Another big focus of your work is biogenic magnetite. Can you tells more about it and how that fits in with palaeomagnetism?
My research group’s work on biogenic magnetite is quite separate from our research program in convergent margin and continental tectonics, which I love, because that helps keep things fun and intellectually diverse in the group.
Biogenic magnetite represents one of the many ways that rock and mineral magnetism is relevant to so many aspects of Earth System Science. In my group, we study magnetite that is made within the cells of oxygen-sensitive bacteria, so-called magnetosomes produced by magnetotactic bacteria.
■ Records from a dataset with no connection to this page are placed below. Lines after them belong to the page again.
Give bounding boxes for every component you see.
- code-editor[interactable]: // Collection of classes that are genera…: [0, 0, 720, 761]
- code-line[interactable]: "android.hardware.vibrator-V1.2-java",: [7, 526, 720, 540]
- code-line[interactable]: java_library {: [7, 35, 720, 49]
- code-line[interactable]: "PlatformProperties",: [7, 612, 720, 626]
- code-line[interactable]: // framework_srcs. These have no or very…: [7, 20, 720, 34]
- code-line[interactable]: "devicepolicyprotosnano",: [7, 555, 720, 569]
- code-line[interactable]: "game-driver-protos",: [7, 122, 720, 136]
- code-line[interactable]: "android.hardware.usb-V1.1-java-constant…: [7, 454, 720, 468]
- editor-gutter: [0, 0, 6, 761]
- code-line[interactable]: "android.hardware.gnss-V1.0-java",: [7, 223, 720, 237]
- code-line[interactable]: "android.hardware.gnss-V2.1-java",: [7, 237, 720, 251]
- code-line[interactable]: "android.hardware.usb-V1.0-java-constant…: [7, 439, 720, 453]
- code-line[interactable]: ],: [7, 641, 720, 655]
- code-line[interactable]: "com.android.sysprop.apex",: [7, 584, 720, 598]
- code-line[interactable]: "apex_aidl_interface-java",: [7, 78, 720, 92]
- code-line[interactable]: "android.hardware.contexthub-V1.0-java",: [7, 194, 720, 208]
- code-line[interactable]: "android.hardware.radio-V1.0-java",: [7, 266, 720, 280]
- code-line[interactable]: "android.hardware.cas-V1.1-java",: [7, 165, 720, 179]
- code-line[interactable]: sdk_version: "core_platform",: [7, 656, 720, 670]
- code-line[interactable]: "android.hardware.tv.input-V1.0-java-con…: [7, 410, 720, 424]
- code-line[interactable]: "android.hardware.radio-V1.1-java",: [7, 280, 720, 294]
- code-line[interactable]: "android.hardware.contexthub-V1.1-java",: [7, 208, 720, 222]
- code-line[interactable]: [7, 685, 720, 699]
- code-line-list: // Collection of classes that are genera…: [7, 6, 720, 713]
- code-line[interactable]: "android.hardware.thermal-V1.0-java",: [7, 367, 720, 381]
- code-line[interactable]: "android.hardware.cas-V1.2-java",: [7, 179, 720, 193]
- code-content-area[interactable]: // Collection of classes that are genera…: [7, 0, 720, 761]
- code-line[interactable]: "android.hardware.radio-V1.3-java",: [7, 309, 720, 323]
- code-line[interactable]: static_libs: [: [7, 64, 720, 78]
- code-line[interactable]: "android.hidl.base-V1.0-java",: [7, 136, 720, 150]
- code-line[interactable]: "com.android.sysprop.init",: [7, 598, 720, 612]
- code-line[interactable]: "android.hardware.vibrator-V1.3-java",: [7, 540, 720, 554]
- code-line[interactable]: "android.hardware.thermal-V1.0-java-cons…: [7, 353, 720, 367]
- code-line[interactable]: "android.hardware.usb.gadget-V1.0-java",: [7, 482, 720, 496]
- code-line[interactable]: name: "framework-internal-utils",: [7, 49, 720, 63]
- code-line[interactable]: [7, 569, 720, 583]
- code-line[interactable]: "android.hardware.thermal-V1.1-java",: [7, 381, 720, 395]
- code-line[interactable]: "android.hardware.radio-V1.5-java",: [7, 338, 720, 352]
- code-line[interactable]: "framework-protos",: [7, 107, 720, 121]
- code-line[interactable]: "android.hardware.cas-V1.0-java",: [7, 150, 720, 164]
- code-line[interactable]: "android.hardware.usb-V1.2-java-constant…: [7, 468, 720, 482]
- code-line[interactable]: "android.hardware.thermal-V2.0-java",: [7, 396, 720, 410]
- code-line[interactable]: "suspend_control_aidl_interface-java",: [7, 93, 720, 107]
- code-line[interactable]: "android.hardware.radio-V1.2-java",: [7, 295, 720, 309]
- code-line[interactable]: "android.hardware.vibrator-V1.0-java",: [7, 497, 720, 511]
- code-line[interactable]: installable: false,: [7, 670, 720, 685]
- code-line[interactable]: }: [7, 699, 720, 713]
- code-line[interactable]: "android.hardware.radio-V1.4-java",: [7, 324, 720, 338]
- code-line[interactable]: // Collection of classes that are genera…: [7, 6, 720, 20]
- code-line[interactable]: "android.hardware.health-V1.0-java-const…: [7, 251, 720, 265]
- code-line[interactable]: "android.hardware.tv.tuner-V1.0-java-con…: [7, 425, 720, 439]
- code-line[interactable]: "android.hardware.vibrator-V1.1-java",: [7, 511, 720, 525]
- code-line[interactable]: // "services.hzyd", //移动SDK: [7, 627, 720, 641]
Modern forms of these bacteria are genetically diverse, and the shapes of their magnetosomes are also varied, which may be related to the genetic and ecological diversity. We’re testing some of the assumptions that link morphological diversity and the specific ecology of the bugs, as well as methods for in situ magnetic measurements of that morphological diversity, as part of a larger goal of expanding the use of magnetotactic bacteria as biomarkers for specific ecological conditions in aquatic environments.
Simply put, what does the biodiversity of some of the smallest bugs in an aquatic ecosystem tell us about changes in surface processes, such as seasonal run-off, nutrient availability, and temperature, not only today, but also during periods of rapid cooling or warming in the geological record? We work with microbiologists to study these bugs primarily with magnetic measurements, high-resolution electron microscopy, and techniques developed in the materials science and nanotech communities.
We’ll round off the interview focusing on another reason why you have been recognised with this award: your commitment to mentoring and supervising undergraduate and PhD students. Could you tell us more about why you find this element of your work so important?
I’m compelled to quote Jack Kampmeier, the late Professor of Chemistry at the University of Rochester: “Research is teaching at different levels up and down the spectrum. Sometimes you’re teaching undergraduates, sometimes you’re teaching post-docs or visiting faculty members, but you’re always teaching.” And I would add to this that while teaching, you’re always learning.
As a member of an academic faculty, one of the most important things that I can do is help students learn how to learn for themselves, to give them the confidence and encouragement to use those skills to take calculated intellectual risks in pursuing their curiosity for how planetary processes work and to apply them to making their lives better.
I love the viewpoint and energy that an engaged classroom or lab brings to research and learning. Students, post-docs, and colleagues force us to challenge our assumptions and improve our explanations and models in ways that we cannot do on our own, and thus, working closely with students and fostering an environment in which it’s okay to take intellectual risks and question assumptions is a vital, and thankfully really fun aspect of maintaining a creative research program.